(updated 28 Oct 2020)
(Please note that the information contained in these pages are provided – “as is”, – with no guarantees of completeness, accuracy, – or timeliness. SAMPP assumes no responsibility or liability for any errors or omissions.)
Defining freelancers, self-employed persons, and sole proprietors
A significant portion of the media workforce comprises freelancers, self-employed persons (SEPs), sole-proprietors (SPs).
Yet many – may not know what these terms mean, much less the rights and protections – afforded to the different groups of workers, under Singapore law.
Freelancer versus Employee
As a practising freelancer or someone considering this career path, it’s important to understand the difference between a freelancer and an employee. You need to know your rights and obligations as a worker, including whether you are covered under the Employment Act.
Many freelancers – adopt the mindset of employees.
“The company decided the terms of the project, I don’t have a choice.”
This is a common concern of freelancers, and this misconception may lead to unnecessary misunderstandings with their clients.
Having the mindset of an employee can lead you to place certain expectations on the client.
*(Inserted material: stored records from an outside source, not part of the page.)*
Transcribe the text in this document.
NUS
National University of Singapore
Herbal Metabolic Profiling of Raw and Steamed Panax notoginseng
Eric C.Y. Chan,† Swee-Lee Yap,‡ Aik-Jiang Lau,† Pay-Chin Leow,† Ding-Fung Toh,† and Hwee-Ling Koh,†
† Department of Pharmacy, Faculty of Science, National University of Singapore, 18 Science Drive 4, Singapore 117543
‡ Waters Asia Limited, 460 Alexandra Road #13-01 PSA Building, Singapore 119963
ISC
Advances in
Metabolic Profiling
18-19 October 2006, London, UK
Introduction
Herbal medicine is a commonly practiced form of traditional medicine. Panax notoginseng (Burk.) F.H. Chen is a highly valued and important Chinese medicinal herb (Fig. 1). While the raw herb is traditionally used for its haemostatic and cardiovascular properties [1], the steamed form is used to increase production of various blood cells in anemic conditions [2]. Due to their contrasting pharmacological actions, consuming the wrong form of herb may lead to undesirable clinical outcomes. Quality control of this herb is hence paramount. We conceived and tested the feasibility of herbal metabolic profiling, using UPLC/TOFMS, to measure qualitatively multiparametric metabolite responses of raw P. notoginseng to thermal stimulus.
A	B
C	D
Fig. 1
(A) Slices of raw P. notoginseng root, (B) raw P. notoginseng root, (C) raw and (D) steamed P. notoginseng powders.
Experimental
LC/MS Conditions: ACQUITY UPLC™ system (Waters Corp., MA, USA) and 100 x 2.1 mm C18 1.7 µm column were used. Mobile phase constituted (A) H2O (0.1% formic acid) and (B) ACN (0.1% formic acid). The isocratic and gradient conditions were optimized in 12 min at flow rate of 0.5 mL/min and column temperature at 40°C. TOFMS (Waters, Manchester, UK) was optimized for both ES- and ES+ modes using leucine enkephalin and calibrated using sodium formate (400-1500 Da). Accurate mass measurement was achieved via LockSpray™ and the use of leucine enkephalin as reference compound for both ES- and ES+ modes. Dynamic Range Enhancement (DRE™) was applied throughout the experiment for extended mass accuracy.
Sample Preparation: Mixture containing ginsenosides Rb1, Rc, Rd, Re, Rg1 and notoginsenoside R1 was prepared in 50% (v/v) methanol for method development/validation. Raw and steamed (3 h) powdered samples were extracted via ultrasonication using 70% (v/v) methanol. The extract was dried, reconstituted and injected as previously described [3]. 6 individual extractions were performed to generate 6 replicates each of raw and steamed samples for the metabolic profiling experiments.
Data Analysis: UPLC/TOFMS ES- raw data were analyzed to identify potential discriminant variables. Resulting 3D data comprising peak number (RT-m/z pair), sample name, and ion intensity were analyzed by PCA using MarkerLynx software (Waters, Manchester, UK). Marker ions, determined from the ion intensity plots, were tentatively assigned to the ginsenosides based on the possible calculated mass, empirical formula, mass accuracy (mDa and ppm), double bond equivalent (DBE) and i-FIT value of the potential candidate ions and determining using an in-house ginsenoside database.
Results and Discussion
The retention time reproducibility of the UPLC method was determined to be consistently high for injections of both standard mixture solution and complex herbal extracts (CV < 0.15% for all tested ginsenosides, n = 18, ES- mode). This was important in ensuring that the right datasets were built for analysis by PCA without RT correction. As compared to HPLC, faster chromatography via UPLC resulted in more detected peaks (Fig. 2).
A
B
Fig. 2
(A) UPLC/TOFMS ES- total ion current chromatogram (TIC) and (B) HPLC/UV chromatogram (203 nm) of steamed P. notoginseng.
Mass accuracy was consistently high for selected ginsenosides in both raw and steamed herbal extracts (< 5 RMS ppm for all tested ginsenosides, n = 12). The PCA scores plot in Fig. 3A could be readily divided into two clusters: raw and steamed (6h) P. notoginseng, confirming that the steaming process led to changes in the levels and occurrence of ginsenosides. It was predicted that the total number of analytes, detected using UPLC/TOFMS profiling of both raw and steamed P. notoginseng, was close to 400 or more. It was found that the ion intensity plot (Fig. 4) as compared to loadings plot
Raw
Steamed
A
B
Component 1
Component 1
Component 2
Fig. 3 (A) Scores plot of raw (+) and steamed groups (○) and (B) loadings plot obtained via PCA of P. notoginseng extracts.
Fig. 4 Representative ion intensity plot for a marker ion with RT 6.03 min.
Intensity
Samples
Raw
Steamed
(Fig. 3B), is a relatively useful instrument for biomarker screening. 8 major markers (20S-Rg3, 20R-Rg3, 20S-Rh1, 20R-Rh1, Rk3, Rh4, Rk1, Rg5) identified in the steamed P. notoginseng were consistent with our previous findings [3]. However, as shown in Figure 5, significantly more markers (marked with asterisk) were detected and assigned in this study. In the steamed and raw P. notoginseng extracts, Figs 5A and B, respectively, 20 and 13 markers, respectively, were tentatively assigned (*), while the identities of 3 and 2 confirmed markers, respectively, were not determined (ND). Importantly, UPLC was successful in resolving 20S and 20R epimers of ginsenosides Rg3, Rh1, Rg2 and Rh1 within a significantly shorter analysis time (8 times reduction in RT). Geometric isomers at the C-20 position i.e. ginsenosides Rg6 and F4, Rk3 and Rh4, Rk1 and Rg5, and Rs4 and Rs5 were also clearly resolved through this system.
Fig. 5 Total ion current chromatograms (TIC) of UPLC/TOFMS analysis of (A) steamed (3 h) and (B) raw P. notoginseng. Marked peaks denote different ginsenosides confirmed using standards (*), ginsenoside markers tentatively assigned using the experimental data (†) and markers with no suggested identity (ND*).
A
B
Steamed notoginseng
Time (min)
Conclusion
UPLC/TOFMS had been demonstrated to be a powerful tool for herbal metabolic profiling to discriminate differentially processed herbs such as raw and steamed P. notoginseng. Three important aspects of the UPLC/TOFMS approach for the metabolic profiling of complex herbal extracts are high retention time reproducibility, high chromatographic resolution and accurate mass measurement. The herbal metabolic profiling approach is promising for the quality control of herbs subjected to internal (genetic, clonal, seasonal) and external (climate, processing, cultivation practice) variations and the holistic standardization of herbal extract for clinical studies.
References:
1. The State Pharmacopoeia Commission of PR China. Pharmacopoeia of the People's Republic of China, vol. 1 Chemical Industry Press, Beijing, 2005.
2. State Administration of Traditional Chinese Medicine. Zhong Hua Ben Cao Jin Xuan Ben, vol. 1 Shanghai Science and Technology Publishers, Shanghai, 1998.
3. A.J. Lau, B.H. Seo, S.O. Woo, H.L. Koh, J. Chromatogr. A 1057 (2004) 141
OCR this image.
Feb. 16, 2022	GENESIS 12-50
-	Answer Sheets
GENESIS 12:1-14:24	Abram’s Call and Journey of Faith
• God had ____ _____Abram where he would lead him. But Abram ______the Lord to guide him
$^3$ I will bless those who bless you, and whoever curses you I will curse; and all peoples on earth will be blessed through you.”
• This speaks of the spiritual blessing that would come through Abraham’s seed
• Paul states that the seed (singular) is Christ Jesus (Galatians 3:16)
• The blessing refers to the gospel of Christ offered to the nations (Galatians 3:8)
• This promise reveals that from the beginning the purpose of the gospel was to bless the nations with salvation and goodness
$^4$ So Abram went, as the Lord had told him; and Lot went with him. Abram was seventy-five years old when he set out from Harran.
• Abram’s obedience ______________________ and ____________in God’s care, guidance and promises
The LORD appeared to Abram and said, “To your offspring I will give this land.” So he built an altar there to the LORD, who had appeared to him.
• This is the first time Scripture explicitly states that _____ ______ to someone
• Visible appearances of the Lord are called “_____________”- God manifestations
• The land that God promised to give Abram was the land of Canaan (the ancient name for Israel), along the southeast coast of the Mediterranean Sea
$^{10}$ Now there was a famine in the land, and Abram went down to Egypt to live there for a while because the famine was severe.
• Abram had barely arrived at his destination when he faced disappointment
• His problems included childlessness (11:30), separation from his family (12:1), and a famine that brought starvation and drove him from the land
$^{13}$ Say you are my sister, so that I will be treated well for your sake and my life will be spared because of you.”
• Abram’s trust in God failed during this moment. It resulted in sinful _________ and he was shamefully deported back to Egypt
Freelancers, SEPs, SPs –are not employees. They are not covered under the Employment Act- or the Work Injury Compensation Act. They are not entitled to any statutory benefits such as overtime pay and rest days, and do not receive mandatory employer CPF contributions. They are regarded as businesses, dealing with other businesses (clients). So if you’re a freelancer, you’ll need to make sure you start knowing some business and legal fundamentals.
The difference between an employee and a freelancer is not clear cut and simple.